= Paymaster =

Profession involving paying salaries

A paymaster is someone appointed by a group of buyers, sellers, investors or lenders to receive, hold, and dispense funds, commissions, fees, salaries (remuneration) or other trade, loan, or sales proceeds within the private sector or public sector. Specific titles within the British government are Paymaster of the Forces, Paymaster General and Paymaster of Pensions.

==Purpose==
The primary purpose of a paymaster is to receive fees in escrow by buyers in a large transaction, and disburse to the sellers and brokers on the transaction.

A paymaster is usually, but not required to be, a lawyer (also known as a 'lawyer paymaster'). When dealing with commission payments on contracts dealing with large amounts of money (such as oil, gas, steel, iron, gold, MTNs, VGs, t-strips, and other instruments), most banks in the United States are very wary of handling such large amounts of money. In addition, most buyers and sellers of such transactions want to place the money with a neutral third party for disbursement. In most cases, the buyer and the seller involved in the transaction require a paymaster be named to handle all incoming and outgoing funds.

A paymaster is a neutral third party and has no knowledge of any particulars of the transaction. They handle the incoming commissions, and then disburses the funds accordingly. In return for their services the paymaster charges a small fee, which is paid directly to them out of the commission proceeds prior to disbursement.

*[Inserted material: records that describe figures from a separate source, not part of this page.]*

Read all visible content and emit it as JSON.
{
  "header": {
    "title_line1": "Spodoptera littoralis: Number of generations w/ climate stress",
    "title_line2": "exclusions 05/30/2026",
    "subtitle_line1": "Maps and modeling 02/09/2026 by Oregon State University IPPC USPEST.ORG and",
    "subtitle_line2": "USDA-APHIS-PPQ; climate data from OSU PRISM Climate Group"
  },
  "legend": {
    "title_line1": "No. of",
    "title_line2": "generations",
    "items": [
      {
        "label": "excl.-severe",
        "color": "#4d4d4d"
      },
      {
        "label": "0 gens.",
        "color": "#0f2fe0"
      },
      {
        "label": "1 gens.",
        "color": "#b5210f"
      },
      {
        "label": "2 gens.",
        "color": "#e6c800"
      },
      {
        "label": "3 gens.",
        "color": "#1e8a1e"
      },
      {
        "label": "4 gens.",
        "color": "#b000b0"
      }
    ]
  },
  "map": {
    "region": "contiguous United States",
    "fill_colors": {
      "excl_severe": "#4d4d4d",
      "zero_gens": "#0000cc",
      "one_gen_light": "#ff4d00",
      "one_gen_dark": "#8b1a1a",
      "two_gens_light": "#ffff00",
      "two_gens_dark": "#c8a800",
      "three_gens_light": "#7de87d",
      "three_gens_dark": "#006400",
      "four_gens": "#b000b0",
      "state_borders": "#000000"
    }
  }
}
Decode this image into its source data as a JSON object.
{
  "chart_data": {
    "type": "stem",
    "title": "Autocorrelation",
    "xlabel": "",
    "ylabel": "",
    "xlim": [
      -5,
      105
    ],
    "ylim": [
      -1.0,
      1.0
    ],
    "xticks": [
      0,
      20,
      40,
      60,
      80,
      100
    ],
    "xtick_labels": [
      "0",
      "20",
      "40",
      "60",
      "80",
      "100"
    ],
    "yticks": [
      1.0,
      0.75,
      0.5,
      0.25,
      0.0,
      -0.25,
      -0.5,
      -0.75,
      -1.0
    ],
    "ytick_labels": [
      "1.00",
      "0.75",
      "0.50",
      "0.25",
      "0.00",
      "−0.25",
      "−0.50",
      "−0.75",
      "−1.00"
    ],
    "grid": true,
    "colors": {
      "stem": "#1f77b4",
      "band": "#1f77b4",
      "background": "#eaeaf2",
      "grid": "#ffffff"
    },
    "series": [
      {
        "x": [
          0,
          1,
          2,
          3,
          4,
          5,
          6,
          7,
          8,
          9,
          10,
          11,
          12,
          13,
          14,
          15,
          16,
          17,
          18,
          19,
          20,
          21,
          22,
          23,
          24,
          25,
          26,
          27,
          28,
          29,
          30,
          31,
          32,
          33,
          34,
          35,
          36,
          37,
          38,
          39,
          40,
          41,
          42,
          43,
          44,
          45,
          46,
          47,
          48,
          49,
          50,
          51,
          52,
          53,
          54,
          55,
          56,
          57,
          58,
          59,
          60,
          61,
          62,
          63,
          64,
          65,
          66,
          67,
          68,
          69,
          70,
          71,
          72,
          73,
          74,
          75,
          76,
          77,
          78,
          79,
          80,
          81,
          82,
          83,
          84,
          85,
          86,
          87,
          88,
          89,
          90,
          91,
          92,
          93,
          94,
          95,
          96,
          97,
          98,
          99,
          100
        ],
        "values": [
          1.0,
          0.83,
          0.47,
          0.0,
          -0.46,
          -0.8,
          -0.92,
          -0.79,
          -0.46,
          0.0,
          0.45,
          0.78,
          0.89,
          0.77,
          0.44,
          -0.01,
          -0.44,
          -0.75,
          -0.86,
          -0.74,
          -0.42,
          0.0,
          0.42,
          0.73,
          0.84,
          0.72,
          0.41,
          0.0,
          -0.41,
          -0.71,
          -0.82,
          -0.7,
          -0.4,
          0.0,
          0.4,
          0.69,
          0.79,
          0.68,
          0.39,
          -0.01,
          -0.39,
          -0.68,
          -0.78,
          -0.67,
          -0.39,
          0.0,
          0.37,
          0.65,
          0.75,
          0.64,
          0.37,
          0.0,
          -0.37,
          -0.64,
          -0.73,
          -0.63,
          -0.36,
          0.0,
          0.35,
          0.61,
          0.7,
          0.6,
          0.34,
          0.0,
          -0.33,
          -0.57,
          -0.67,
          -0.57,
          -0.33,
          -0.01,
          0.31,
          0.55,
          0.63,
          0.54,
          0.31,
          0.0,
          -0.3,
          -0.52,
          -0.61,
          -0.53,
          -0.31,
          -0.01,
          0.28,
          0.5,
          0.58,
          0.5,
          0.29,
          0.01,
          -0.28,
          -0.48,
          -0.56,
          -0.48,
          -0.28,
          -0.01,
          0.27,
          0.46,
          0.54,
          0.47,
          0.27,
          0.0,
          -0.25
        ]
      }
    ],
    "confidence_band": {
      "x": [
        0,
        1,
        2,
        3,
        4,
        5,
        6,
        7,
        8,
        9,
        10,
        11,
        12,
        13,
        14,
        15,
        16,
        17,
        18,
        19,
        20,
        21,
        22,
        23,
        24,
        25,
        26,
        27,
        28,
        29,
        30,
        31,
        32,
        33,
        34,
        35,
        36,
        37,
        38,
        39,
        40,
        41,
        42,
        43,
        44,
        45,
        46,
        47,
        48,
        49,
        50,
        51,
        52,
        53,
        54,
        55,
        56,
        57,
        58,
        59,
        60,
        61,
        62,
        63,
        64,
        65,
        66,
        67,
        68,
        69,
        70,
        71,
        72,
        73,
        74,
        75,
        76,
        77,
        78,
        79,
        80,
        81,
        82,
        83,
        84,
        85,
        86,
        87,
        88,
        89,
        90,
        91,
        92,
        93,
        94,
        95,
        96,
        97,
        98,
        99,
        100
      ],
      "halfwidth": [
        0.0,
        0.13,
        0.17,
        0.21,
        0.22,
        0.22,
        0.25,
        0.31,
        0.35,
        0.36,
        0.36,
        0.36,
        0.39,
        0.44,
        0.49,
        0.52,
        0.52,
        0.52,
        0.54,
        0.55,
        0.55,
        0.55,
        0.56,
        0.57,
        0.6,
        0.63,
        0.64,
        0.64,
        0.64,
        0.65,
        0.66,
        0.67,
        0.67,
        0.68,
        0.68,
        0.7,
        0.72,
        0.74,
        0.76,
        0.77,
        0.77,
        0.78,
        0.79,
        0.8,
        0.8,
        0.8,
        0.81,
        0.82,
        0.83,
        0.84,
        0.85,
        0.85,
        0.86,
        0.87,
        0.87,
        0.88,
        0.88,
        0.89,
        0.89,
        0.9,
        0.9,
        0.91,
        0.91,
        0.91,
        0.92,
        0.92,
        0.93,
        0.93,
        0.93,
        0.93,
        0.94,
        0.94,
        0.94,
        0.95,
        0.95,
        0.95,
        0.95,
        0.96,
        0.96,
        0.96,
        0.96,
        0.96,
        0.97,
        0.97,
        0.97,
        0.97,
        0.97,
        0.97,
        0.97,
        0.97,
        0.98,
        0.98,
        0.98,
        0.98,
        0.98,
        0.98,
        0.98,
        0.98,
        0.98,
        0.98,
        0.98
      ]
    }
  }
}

==Requirements for position==
In the United States, there is no licensing requirement to be a paymaster. However, a paymaster often is a licensed lawyer, due to the security and safety issue that lawyers in the United States are required to hold any funds that do not belong directly to them in an "Attorney's Trust Account" (also known as an IOLTA account), which is monitored by the state bar, in the state in which the lawyer practices.

==Military==
===United Kingdom===
In 1797, the British Army first appointed paymasters with an Army rank, initially that of captain; they had previously been civilian agents appointed by colonels. In 1878, the Royal Army Pay Corps was formed, existing until 1992, when it was amalgamated into the Adjutant General's Corps.

===United States===
In the American Civil War era, a paymaster was generally a commissioned person in the army who held the rank of captain or major, depending on cumulative time in service of the person and the period in which they served (the regulations changed over time). The navy was similar, with the equivalent rank as lieutenant, lieutenant commander or commander.